Yes the AE function is the only real issue, I cant say I'm too concerned about shutter noise although I'm sure this is an issue for some users. Teds comment on just getting more familiar with the camera operation is a valid one, and it is something i've thought about. I'll see how patient I can be and whether I can get a bit faster and more accurate at guessing. Thanks Ted and Barrett

🙂
 
Paulo said:
Yes the AE function is the only real issue, I cant say I'm too concerned about shutter noise although I'm sure this is an issue for some users. Teds comment on just getting more familiar with the camera operation is a valid one, and it is something i've thought about. I'll see how patient I can be and whether I can get a bit faster and more accurate at guessing. Thanks Ted and Barrett

🙂
Paul,

getting more familiar with the camera is one thing, the other is to stop metering the light all the time you make an exposure. That's a pitfall for everyone who's used to AE. The changing shutter speeds given by AE leads you to believe that the light is different every shot. But that is not the case. It's the reflectivity of the subjects that changes more than the light itself changes.

I get much more consistent results when I meter just once, set the exposure, and then shoot irrespective of subject reflecitivity. Black subjects come out black, white ones come out white, just like they're supposed to do instead of all middle grey.

I adjust for clouds and shadow with memorized amounts. Only when the light really changes (like when it gets overcast or so) do I meter again to set a base exposure.

This may not work for everybody, but you may try if it works for you as well.

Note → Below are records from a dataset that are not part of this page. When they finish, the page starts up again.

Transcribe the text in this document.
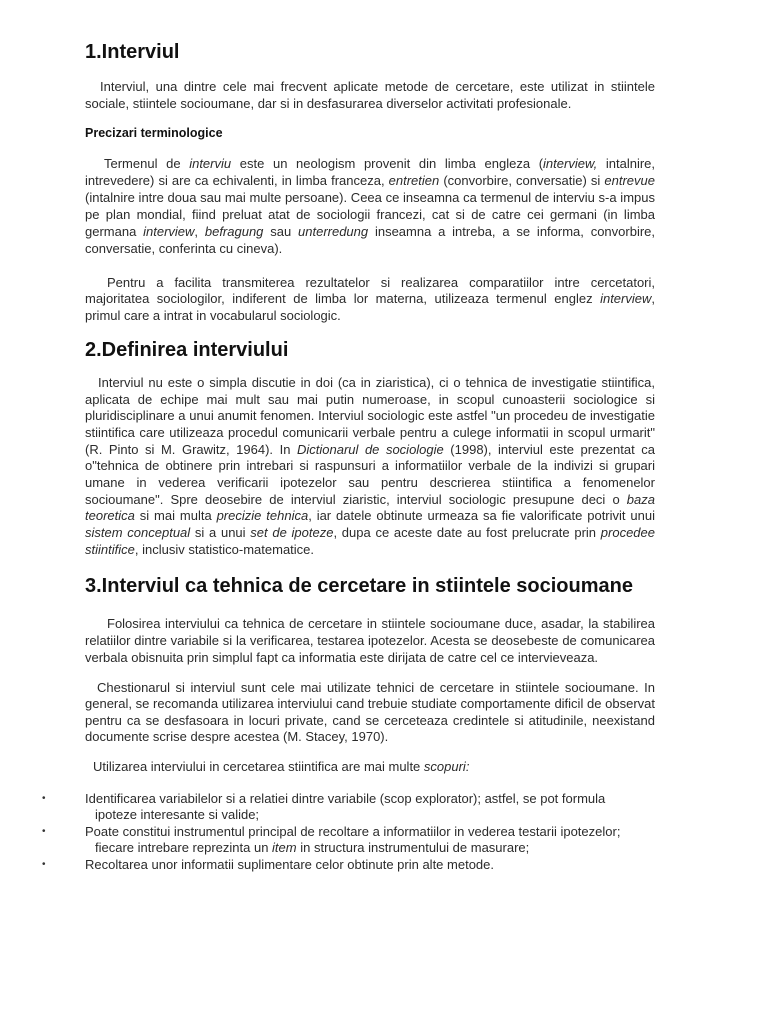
1.Interviul

Interviul, una dintre cele mai frecvent aplicate metode de cercetare, este utilizat in stiintele sociale, stiintele socioumane, dar si in desfasurarea diverselor activitati profesionale.

Precizari terminologice

Termenul de interviu este un neologism provenit din limba engleza (interview, intalnire, intrevedere) si are ca echivalenti, in limba franceza, entretien (convorbire, conversatie) si entrevue (intalnire intre doua sau mai multe persoane). Ceea ce inseamna ca termenul de interviu s-a impus pe plan mondial, fiind preluat atat de sociologii francezi, cat si de catre cei germani (in limba germana interview, befragung sau unterredung inseamna a intreba, a se informa, convorbire, conversatie, conferinta cu cineva).

Pentru a facilita transmiterea rezultatelor si realizarea comparatiilor intre cercetatori, majoritatea sociologilor, indiferent de limba lor materna, utilizeaza termenul englez interview, primul care a intrat in vocabularul sociologic.

2.Definirea interviului

Interviul nu este o simpla discutie in doi (ca in ziaristica), ci o tehnica de investigatie stiintifica, aplicata de echipe mai mult sau mai putin numeroase, in scopul cunoasterii sociologice si pluridisciplinare a unui anumit fenomen. Interviul sociologic este astfel "un procedeu de investigatie stiintifica care utilizeaza procedul comunicarii verbale pentru a culege informatii in scopul urmarit" (R. Pinto si M. Grawitz, 1964). In Dictionarul de sociologie (1998), interviul este prezentat ca o"tehnica de obtinere prin intrebari si raspunsuri a informatiilor verbale de la indivizi si grupari umane in vederea verificarii ipotezelor sau pentru descrierea stiintifica a fenomenelor socioumane". Spre deosebire de interviul ziaristic, interviul sociologic presupune deci o baza teoretica si mai multa precizie tehnica, iar datele obtinute urmeaza sa fie valorificate potrivit unui sistem conceptual si a unui set de ipoteze, dupa ce aceste date au fost prelucrate prin procedee stiintifice, inclusiv statistico-matematice.

3.Interviul ca tehnica de cercetare in stiintele socioumane

Folosirea interviului ca tehnica de cercetare in stiintele socioumane duce, asadar, la stabilirea relatiilor dintre variabile si la verificarea, testarea ipotezelor. Acesta se deosebeste de comunicarea verbala obisnuita prin simplul fapt ca informatia este dirijata de catre cel ce intervieveaza.

Chestionarul si interviul sunt cele mai utilizate tehnici de cercetare in stiintele socioumane. In general, se recomanda utilizarea interviului cand trebuie studiate comportamente dificil de observat pentru ca se desfasoara in locuri private, cand se cerceteaza credintele si atitudinile, neexistand documente scrise despre acestea (M. Stacey, 1970).

Utilizarea interviului in cercetarea stiintifica are mai multe scopuri:

•	Identificarea variabilelor si a relatiei dintre variabile (scop explorator); astfel, se pot formula ipoteze interesante si valide;
•	Poate constitui instrumentul principal de recoltare a informatiilor in vederea testarii ipotezelor; fiecare intrebare reprezinta un item in structura instrumentului de masurare;
•	Recoltarea unor informatii suplimentare celor obtinute prin alte metode.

Shooting a couple of rolls in this fashion to see whether it's to your liking first is certainly cheaper than cycling gear..
 
Paulo said:
Thing is there are certain situations where I kinda miss the moment as I am re framing and re metering to match, Maybe it's a skill thing.
Mike Johnston wrote in his SMP aricle "The Best Lens for a Leica":
"(...)I would go so far as to say that any photographer who carefully meters and focuses every single shot is simply not using the Leica correctly.(...)" You can read whole Mike's article HERE

I think Mike is right and one can say "any RF camera" intead of "Leica". So maybe just don't care so much about accurate metering and focusing and use The Force !!!
And save your money - spend them for more negatives insted of new camera.

good luck and good light
Mechon
 
Hey Mechon thanks for the link , I guess I've relied on AE for too long and need to trust my instincts a bit more, Peter you are right a couple of rolls of film trying this method (and trusting my eyes) l will be a darn sight cheaper than trading up to an r2a.